Of our respondents, 70.2% worked in private practices followed by 8.5% who worked in Community Health Agencies. Other types of settings include: hospitals, residential treatment centers, schools, and the nonprofit sphere.

If you’re looking for a change of pace or a new environment, know that there are plenty of different places you can work!

5. Most therapists are W-2 Employees

The majority of respondents indicated that they were W-2 employees (53.5%), while 46.5% said they were independent contractors.

These are close numbers, but it’s important to know the difference when it comes to things like benefits, flexibility and taxes.

As an employee, you will likely have more protection in terms of salary, vacation days, and other benefits. You will also have taxes automatically deducted from your paycheck.

As an independent contractor, you are considered to be your own business. This means that you will be responsible for setting your own salary, as well as paying taxes and other fees. You may also have more flexibility in terms of setting your own hours and working from home.

Both options have their pros and cons, so it’s important to do your research and figure out which suits you better.


6. Benefits vary by practice

Here is a breakdown of the benefits our clinicians receive:

        • 55% receive retirement program support (401-K, SEP accounts, etc.)
        • 65% are covered by Medical Health Insurance Plans
        • 60% have paid time off
        • 60% get reimbursed for CEUs
        • 25% get an annual bonus

These are the common benefits provided for therapists, however, some employers offer other benefits such as student loan repayment, sign-on bonuses, and more.


If you are a practice owner thinking about how to best pay your therapists, check out this amazing podcast episode!

If you’re a therapist looking for a new job or think you could negotiate for more benefits, be sure to do your research and ask around your practice to see what is common. It’s important to make sure you are being compensated fairly for your work.

7. Therapist Salary Breakdown

As we mentioned earlier, salary can vary greatly depending on a number of factors. In this section, we will break down average salary by full vs. part time therapists and  by years of experience. 

Based on actually number from the practice owners we support, we’ve compiled the following salary information. These data points are not a comprehensive picture, but a snapshot to get a feel for what salaries look like for private practice therapists.

All the following salary information comes from the average salary for private practices in the United States.

      • Part-Time Therapists make on average $31,650 per year.
      • Full-Time Therapists make on average $66,700 per year.
      • W-2 Therapists make on average $48,900 per year.
      • 1099 Independent Contract Therapists make on average $62,100.



As expected, the amount of years a therapist has worked at a practice matters too. The below numbers are averaged out with W2 employees and 1099-contractors averaged together. W2 employees typically make less than 1099’s.

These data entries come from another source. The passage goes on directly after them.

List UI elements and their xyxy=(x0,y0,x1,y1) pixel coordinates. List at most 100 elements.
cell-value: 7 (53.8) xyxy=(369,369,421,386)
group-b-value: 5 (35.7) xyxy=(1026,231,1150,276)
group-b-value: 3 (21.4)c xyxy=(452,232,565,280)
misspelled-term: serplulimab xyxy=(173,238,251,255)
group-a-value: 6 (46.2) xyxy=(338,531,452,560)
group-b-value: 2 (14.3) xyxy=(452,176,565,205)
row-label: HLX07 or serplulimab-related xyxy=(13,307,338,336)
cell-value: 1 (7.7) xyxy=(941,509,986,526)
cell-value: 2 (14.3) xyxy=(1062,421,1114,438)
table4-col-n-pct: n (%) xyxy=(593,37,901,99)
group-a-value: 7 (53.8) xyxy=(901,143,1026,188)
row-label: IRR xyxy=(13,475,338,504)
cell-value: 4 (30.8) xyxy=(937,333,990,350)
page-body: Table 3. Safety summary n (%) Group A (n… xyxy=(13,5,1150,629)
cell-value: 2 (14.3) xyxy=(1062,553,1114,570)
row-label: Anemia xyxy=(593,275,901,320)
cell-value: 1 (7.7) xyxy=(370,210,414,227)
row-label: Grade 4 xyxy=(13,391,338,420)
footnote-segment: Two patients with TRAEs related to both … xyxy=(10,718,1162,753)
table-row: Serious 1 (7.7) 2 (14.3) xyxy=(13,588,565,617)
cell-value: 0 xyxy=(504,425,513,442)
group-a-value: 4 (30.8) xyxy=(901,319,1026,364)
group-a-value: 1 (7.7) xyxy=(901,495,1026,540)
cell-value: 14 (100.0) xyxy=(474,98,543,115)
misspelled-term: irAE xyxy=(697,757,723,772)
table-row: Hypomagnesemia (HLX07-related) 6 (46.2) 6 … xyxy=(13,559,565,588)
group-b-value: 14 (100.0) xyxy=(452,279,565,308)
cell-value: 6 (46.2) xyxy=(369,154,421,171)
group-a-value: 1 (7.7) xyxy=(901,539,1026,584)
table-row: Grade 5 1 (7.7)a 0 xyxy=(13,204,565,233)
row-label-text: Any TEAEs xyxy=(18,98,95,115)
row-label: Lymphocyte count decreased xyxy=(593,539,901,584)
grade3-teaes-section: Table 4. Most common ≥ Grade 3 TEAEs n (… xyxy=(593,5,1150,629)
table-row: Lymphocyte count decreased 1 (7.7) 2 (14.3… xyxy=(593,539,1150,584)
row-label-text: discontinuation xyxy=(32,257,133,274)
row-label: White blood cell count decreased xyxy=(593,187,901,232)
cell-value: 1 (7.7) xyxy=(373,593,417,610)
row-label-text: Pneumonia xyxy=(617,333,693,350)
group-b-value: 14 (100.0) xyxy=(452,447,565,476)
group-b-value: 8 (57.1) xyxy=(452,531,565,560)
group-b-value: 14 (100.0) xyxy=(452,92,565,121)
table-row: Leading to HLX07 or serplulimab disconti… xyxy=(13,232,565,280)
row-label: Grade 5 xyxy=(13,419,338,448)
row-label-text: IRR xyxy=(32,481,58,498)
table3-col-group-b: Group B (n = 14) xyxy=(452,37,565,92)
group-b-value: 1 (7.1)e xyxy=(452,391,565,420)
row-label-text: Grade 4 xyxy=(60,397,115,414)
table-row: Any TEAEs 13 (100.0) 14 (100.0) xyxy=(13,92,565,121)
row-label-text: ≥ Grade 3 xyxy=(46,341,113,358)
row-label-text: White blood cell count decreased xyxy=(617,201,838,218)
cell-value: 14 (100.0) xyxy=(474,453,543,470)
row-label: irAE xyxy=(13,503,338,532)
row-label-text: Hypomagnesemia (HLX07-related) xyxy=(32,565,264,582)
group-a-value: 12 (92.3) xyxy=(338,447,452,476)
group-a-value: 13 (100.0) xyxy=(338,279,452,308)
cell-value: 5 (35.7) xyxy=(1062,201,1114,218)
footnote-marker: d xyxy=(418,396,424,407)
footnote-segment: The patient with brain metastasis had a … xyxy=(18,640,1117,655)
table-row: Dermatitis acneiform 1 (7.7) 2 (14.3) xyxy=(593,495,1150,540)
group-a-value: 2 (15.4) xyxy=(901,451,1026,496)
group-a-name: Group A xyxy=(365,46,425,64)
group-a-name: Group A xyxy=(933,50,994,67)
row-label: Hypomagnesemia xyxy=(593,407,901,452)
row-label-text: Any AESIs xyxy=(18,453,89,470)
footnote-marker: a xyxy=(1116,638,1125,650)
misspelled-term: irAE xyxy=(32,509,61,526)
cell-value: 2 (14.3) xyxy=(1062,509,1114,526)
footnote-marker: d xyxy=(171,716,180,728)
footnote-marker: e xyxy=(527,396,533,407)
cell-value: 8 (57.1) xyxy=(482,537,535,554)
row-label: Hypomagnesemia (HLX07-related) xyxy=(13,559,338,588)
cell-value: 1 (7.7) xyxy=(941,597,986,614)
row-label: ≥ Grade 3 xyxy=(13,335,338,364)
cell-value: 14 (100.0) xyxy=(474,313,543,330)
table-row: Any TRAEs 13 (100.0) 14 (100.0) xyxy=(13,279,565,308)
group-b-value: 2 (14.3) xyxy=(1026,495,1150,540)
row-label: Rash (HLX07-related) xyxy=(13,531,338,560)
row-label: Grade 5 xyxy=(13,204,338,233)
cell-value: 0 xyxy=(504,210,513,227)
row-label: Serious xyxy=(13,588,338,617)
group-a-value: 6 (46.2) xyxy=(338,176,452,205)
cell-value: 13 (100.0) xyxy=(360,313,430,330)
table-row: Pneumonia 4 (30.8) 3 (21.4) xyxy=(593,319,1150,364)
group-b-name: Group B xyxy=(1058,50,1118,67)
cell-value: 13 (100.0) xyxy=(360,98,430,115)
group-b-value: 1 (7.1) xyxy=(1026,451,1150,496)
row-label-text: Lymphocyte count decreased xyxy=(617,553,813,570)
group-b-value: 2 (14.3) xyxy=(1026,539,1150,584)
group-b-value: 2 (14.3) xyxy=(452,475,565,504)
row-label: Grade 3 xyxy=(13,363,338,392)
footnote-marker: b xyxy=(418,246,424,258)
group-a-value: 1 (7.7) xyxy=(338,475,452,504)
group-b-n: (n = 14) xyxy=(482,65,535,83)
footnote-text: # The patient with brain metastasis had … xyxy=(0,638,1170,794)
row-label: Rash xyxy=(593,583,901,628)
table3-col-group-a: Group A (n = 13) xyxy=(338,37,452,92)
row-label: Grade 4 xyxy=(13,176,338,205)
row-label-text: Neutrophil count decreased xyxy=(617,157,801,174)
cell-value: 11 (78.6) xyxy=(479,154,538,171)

      • Therapists with one to two years of experience make an average salary of $46,900 per year.
      • Therapists with three to four years of experience make an average salary of $64,700 per year.
      • Therapists with five years or more of experience make an average salary of $75,000 per year.

As we can see, there is a significant jump in salary from one year to two years of experience for therapists. This is likely because they have a more established and consistent caseload.

NOTE: It’s also important to remember that salary is not the only factor in compensation. Benefits, bonuses, and other factors can play a significant role in how much money a therapist takes home each year.


The mental health industry is ever-growing, and it’s important for professionals within the field to stay up-to-date on salary information. This is important information for any mental health professional, as knowing what to expect can help with budgeting, career planning, and more. 

We hope this guide provides some valuable insights into the current state of salary in the mental health profession!

We want to extend a heartfelt thank you to all of the mental health professionals who took the time to fill out our survey. Your responses helped us paint a more accurate picture of what salary and compensation trends we can expect in 2022.